Second, I had a feeling that the doors sticking up above the walls when opened would mean they'd get knocked around a lot as you moved figures around. At best they'd just get knocked shut or knocked off; at worst, they might become broken.
So, after giving it some thought I decided to just make them swappable. The frames are open at the top and have a span of material across the bottom which fits into a slot in the door section, so they don't interfere with figures. When a door is opened, you swap the closed door for an open door. This also opens up the possibility of modelling doors that look as they've been melted or blasted open for use when doors are destroyed, and welded-together doors to represent the jammed doors in the game. Since they are only held on the sides in this version, they only have to be slim enough on the ends to ride in the slots, instead of across their entire length so as to fit through the frame. This is a little more fiddly than just opening or closing the door, but it's not something that gets done so often as to become annoying.

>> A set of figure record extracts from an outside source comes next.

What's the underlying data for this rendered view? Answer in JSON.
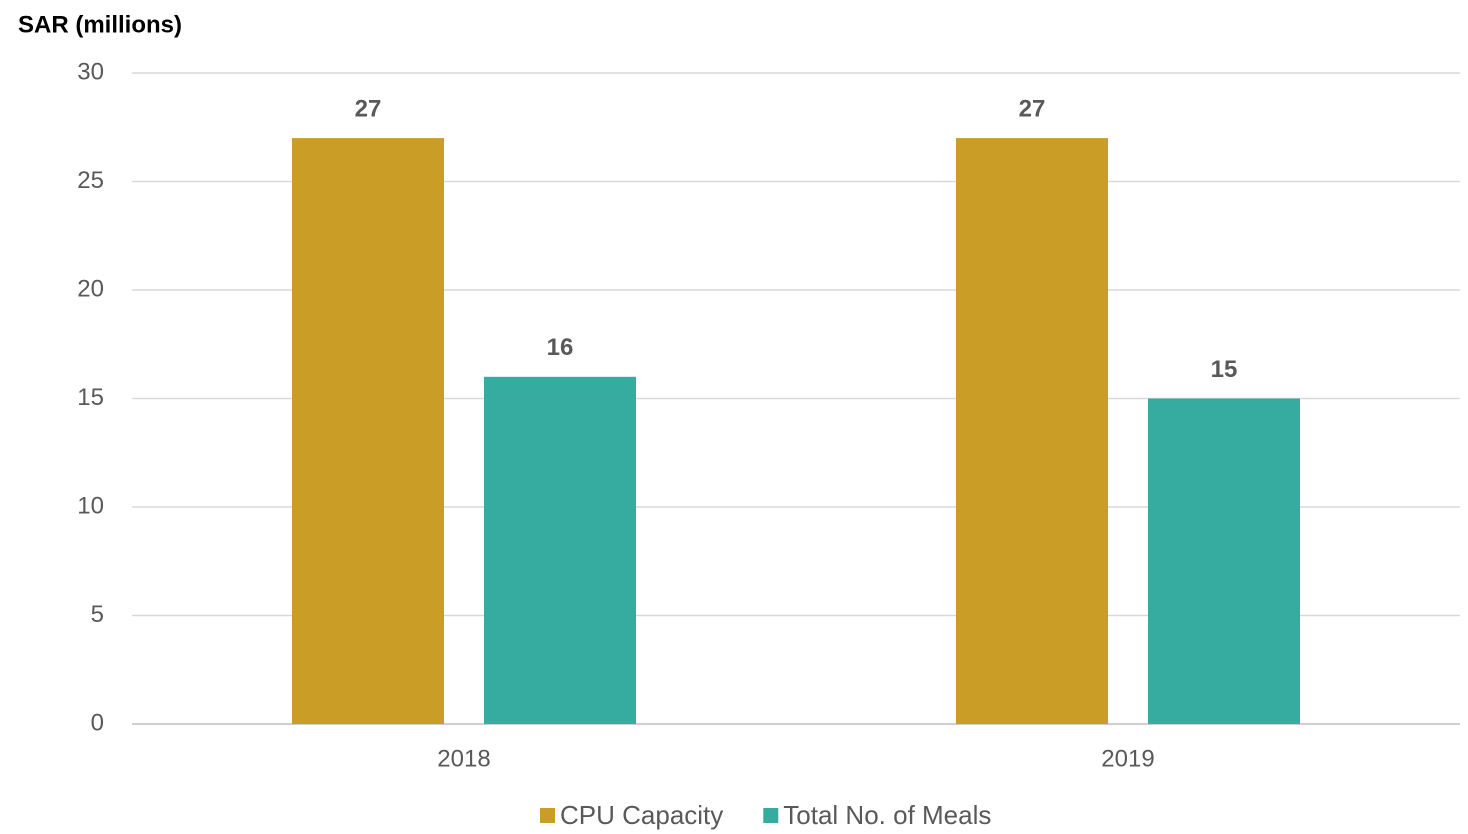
{
  "chart_data": {
    "type": "bar",
    "y_label": "SAR (millions)",
    "categories": [
      "2018",
      "2019"
    ],
    "series": [
      {
        "name": "CPU Capacity",
        "color": "#c99d26",
        "values": [
          27,
          27
        ]
      },
      {
        "name": "Total No. of Meals",
        "color": "#36ab9f",
        "values": [
          16,
          15
        ]
      }
    ],
    "ylim": [
      0,
      30
    ],
    "yticks": [
      0,
      5,
      10,
      15,
      20,
      25,
      30
    ],
    "grid": true,
    "legend": "bottom"
  }
}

One other issue with doors is that in the game, they are little standup card doors, which can be put anywhere as the mission requires. Built in doors will limit where doors can be placed. I had to do a little figuring for that. The majority of the doors are at room entrances, so every room entrance will be built to hold a door. There are also a number of missions that include doors in hall corridors. I worked out how many sections and which types have doors, so that when I build sections, I'll be able to make any of the mission layouts. if the sections are needed for a lyout where they don't use doors the doors can just be removed. Which is another reason to have the doors be removable.

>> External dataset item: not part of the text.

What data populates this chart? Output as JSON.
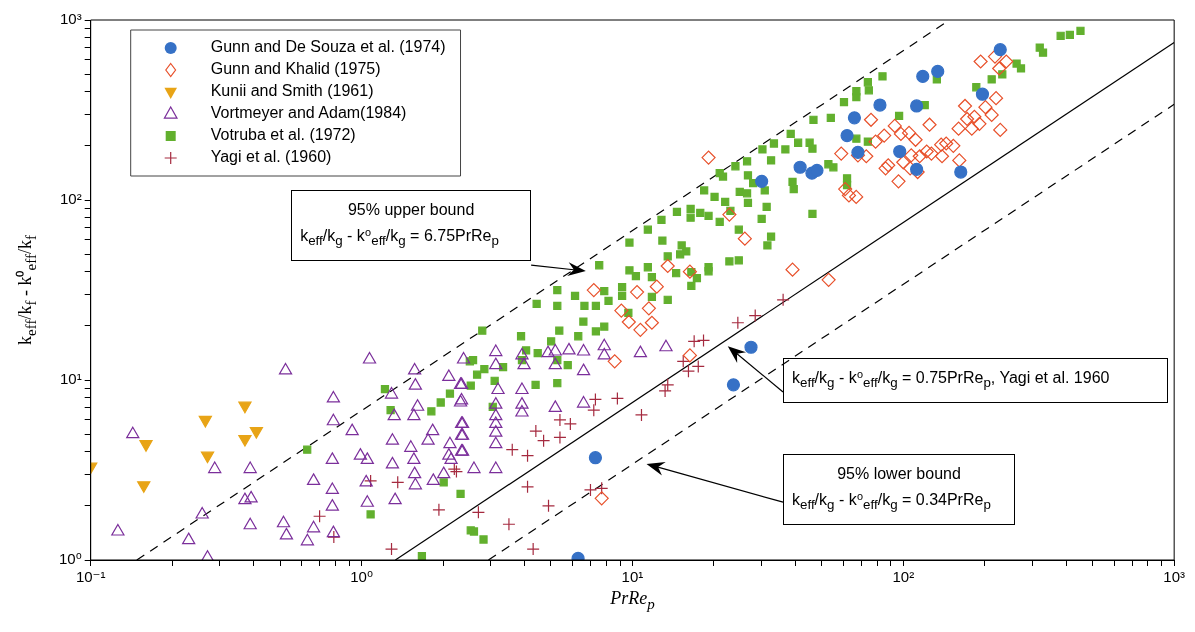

Design Issue Four: Ladders
I'm still not completely sure how I want to handle ladders. There's only one mission that uses them. In the game, they are just separate tokens you place in the squares indicated by the mission. I suppose worst case, I can just do that. My second idea is to model the ladders off to the side of the square they occupy, in the space between the square and the wall. In missions that don't use the ladders, they'd just be part of the scenery. A third idea is to build additional sections that contain the ladders, for when they're needed. But that's a lot of extra work just for one of the missions. What I'm leaning towards right now, is magnetizing the squares on some of the rooms and corridors, where the ladders would be placed. They could then be swapped for special "ladder squares" that I would make. The main problem with that is if I did want to make custom scenarios, and I wanted to use ladders, I'd be limited to where I could use them, unless I magnetized every square, which I am loathe to do I could also make a Ladder token that fits on top of any square. It'll work well for the "up" ladders, but I don't know that the down ones would look very good. Still not decided on a course of action, though I won't have to make up my mind for quite a while.